Zack Snyder casually hints at Dieter’s return, having survived his encounter with Zeus long enough to make it to the sequel. “The real adventure would be to see what happened to him when that safe door closed,” he muses. “Did he get killed by Zeus or not? What happened? We don’t see him die on camera, and there’s still some time left. I won’t tell you what happens in Army of the Dead 2 — aka Planet of the Dead — but let’s just say that there’s a chance Dieter survives. And there’s a chance that brush with death would have caused him to want to find a jailed Gwendoline.” The future of Army of the Dead is simple: Dieter is coming back and as Ezra Miller’s Snyderverse Flash would say, he’s the key.

This year’s Army of the Dead is the second stage in the Ring cycle: Die Walküre, or The Valkyrie. In Wagner’s original play, The Valkyrie was a Romantic adaptation of the Völsunga Saga and Poetic Edda. It tells of the incestuous relationship between Völsung twins Sieglinde and Siegfried and the eponymous Valkyrie Brünnhilde’s attempts at safeguarding the couple’s unborn child in direct opposition to her father Wotan’s wishes. Though the details deviate considerably from Wagner’s work, Zack Snyder clearly intended for Scott Ward’s daughter Kate (Ella Purnell) to be the unborn offspring to survive successive threats to her life. It’s a willing sacrifice Dave Bautista’s Ward makes as a proud and happy parent, only for Kate to come into her own in Planet of the Dead.

And while Planet of the Dead is Siegfried — the segment to come after — Snyder is betting all his chips on Army of the Dead: Lost Vegas, the Götterdämmerung (or Twilight of the Gods) of the Watchmen director’s zombie version of The Ring. The anime series is currently in the works and it’s shaping up to be the funeral of all funerals for the unwitting gods and heroes of Zack Snyder’s dystopian epic.
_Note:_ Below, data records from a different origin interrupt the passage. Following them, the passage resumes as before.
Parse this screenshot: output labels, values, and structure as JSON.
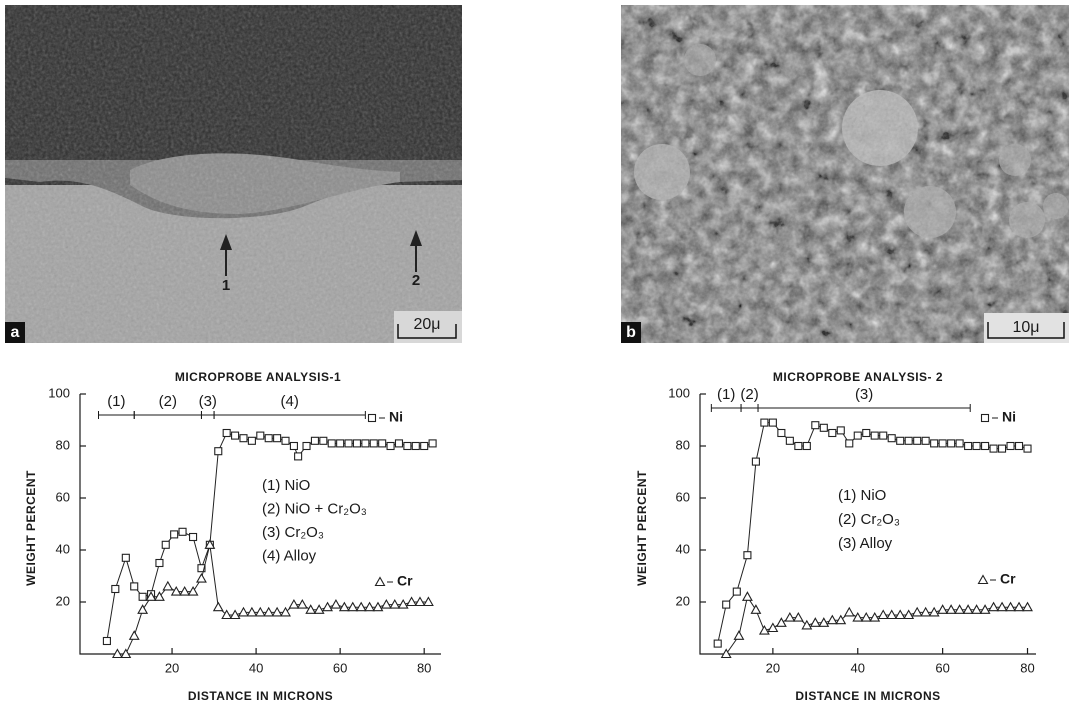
{
  "micrographs": [
    {
      "label": "a",
      "scale": "20μ",
      "arrows": [
        "1",
        "2"
      ]
    },
    {
      "label": "b",
      "scale": "10μ"
    }
  ],
  "chart_data": [
    {
      "type": "line",
      "title": "MICROPROBE ANALYSIS-1",
      "x_label": "DISTANCE IN MICRONS",
      "y_label": "WEIGHT PERCENT",
      "xlim": [
        0,
        84
      ],
      "ylim": [
        0,
        100
      ],
      "xticks": [
        20,
        40,
        60,
        80
      ],
      "yticks": [
        20,
        40,
        60,
        80,
        100
      ],
      "regions": [
        {
          "label": "(1)",
          "start": 2.5,
          "end": 11
        },
        {
          "label": "(2)",
          "start": 11,
          "end": 27
        },
        {
          "label": "(3)",
          "start": 27,
          "end": 30
        },
        {
          "label": "(4)",
          "start": 30,
          "end": 66
        }
      ],
      "region_legend": [
        "(1) NiO",
        "(2) NiO + Cr₂O₃",
        "(3) Cr₂O₃",
        "(4) Alloy"
      ],
      "series": [
        {
          "name": "Ni",
          "marker": "square",
          "color": "#222222",
          "x": [
            4.5,
            6.5,
            9,
            11,
            13,
            15,
            17,
            18.5,
            20.5,
            22.5,
            25,
            27,
            29,
            31,
            33,
            35,
            37,
            39,
            41,
            43,
            45,
            47,
            49,
            50,
            52,
            54,
            56,
            58,
            60,
            62,
            64,
            66,
            68,
            70,
            72,
            74,
            76,
            78,
            80,
            82
          ],
          "values": [
            5,
            25,
            37,
            26,
            22,
            23,
            35,
            42,
            46,
            47,
            45,
            33,
            42,
            78,
            85,
            84,
            83,
            82,
            84,
            83,
            83,
            82,
            80,
            76,
            80,
            82,
            82,
            81,
            81,
            81,
            81,
            81,
            81,
            81,
            80,
            81,
            80,
            80,
            80,
            81
          ]
        },
        {
          "name": "Cr",
          "marker": "triangle",
          "color": "#222222",
          "x": [
            7,
            9,
            11,
            13,
            15,
            17,
            19,
            21,
            23,
            25,
            27,
            29,
            31,
            33,
            35,
            37,
            39,
            41,
            43,
            45,
            47,
            49,
            51,
            53,
            55,
            57,
            59,
            61,
            63,
            65,
            67,
            69,
            71,
            73,
            75,
            77,
            79,
            81
          ],
          "values": [
            0,
            0,
            7,
            17,
            22,
            22,
            26,
            24,
            24,
            24,
            29,
            42,
            18,
            15,
            15,
            16,
            16,
            16,
            16,
            16,
            16,
            19,
            19,
            17,
            17,
            18,
            19,
            18,
            18,
            18,
            18,
            18,
            19,
            19,
            19,
            20,
            20,
            20
          ]
        }
      ]
    },
    {
      "type": "line",
      "title": "MICROPROBE ANALYSIS- 2",
      "x_label": "DISTANCE IN MICRONS",
      "y_label": "WEIGHT PERCENT",
      "xlim": [
        0,
        82
      ],
      "ylim": [
        0,
        100
      ],
      "xticks": [
        20,
        40,
        60,
        80
      ],
      "yticks": [
        20,
        40,
        60,
        80,
        100
      ],
      "regions": [
        {
          "label": "(1)",
          "start": 5.5,
          "end": 12.5
        },
        {
          "label": "(2)",
          "start": 12.5,
          "end": 16.5
        },
        {
          "label": "(3)",
          "start": 16.5,
          "end": 66.5
        }
      ],
      "region_legend": [
        "(1) NiO",
        "(2) Cr₂O₃",
        "(3) Alloy"
      ],
      "series": [
        {
          "name": "Ni",
          "marker": "square",
          "color": "#222222",
          "x": [
            7,
            9,
            11.5,
            14,
            16,
            18,
            20,
            22,
            24,
            26,
            28,
            30,
            32,
            34,
            36,
            38,
            40,
            42,
            44,
            46,
            48,
            50,
            52,
            54,
            56,
            58,
            60,
            62,
            64,
            66,
            68,
            70,
            72,
            74,
            76,
            78,
            80
          ],
          "values": [
            4,
            19,
            24,
            38,
            74,
            89,
            89,
            85,
            82,
            80,
            80,
            88,
            87,
            85,
            86,
            81,
            84,
            85,
            84,
            84,
            83,
            82,
            82,
            82,
            82,
            81,
            81,
            81,
            81,
            80,
            80,
            80,
            79,
            79,
            80,
            80,
            79
          ]
        },
        {
          "name": "Cr",
          "marker": "triangle",
          "color": "#222222",
          "x": [
            9,
            12,
            14,
            16,
            18,
            20,
            22,
            24,
            26,
            28,
            30,
            32,
            34,
            36,
            38,
            40,
            42,
            44,
            46,
            48,
            50,
            52,
            54,
            56,
            58,
            60,
            62,
            64,
            66,
            68,
            70,
            72,
            74,
            76,
            78,
            80
          ],
          "values": [
            0,
            7,
            22,
            17,
            9,
            10,
            12,
            14,
            14,
            11,
            12,
            12,
            13,
            13,
            16,
            14,
            14,
            14,
            15,
            15,
            15,
            15,
            16,
            16,
            16,
            17,
            17,
            17,
            17,
            17,
            17,
            18,
            18,
            18,
            18,
            18
          ]
        }
      ]
    }
  ]
}
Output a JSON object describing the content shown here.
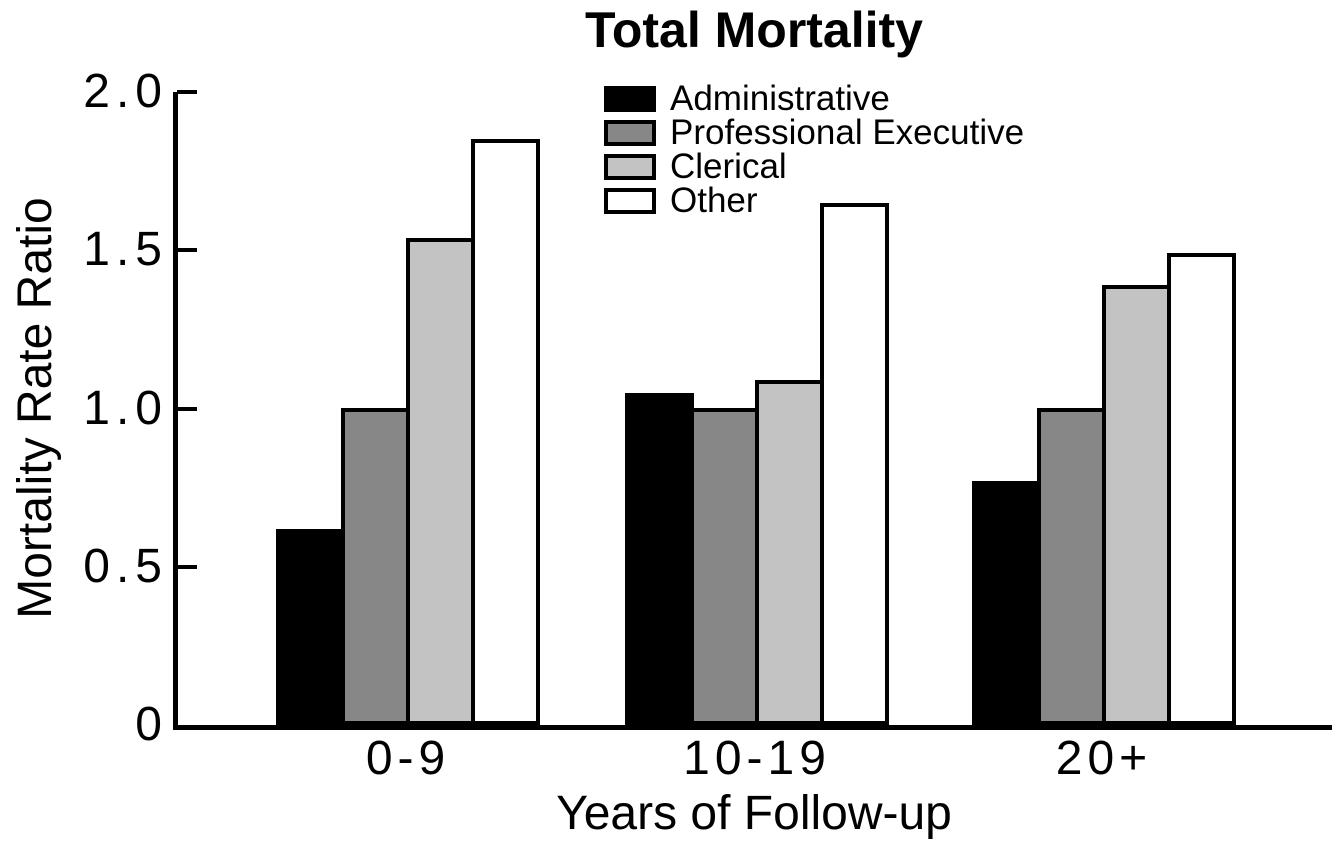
{
  "chart_data": {
    "type": "bar",
    "title": "Total Mortality",
    "xlabel": "Years of Follow-up",
    "ylabel": "Mortality Rate Ratio",
    "categories": [
      "0-9",
      "10-19",
      "20+"
    ],
    "series": [
      {
        "name": "Administrative",
        "color": "#000000",
        "values": [
          0.62,
          1.05,
          0.77
        ]
      },
      {
        "name": "Professional Executive",
        "color": "#878787",
        "values": [
          1.0,
          1.0,
          1.0
        ]
      },
      {
        "name": "Clerical",
        "color": "#c3c3c3",
        "values": [
          1.54,
          1.09,
          1.39
        ]
      },
      {
        "name": "Other",
        "color": "#ffffff",
        "values": [
          1.85,
          1.65,
          1.49
        ]
      }
    ],
    "ylim": [
      0,
      2.0
    ],
    "yticks": [
      {
        "value": 0,
        "label": "0"
      },
      {
        "value": 0.5,
        "label": "0.5"
      },
      {
        "value": 1.0,
        "label": "1.0"
      },
      {
        "value": 1.5,
        "label": "1.5"
      },
      {
        "value": 2.0,
        "label": "2.0"
      }
    ],
    "grid": false,
    "legend_position": "upper-center",
    "bar_border_color": "#000000",
    "axis_color": "#000000"
  }
}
What happens in Planet of the Dead is anyone’s guess at this point. In Wagner’s Der Ring des Nibelungen, Siegfried revolves around the title character’s hero’s journey to one day become the savior of Asgard, as well as his star-crossed romance with Brünnhilde the Valkyrie. With Ludwig Dieter shaping up to become the new lead of the franchise, Planet of the Dead could be anything from Dieter’s rise to the top, to an intimate love story between Alpha Dieter and Gwendoline (Nathalie Emmanuel) from Army of Thieves. It can’t be a coincidence Ludwig Dieter is German, just like Wagner and Siegfried. With two entries in his Ring cycle already hammered out, it goes without saying Zack Snyder’s ultimate Gesamtkunstwerk is only just beginning.

Zack Snyder’s Army of Thieves is a romantic comedy starring director Matthias Schweighöfer as Ludwig Dieter and Nathalie Emmanuel as Gwendoline. It comes out tomorrow, October 29, on Netflix. Army of the Dead: Lost Vegas is still in production. Planet of the Dead is on the way.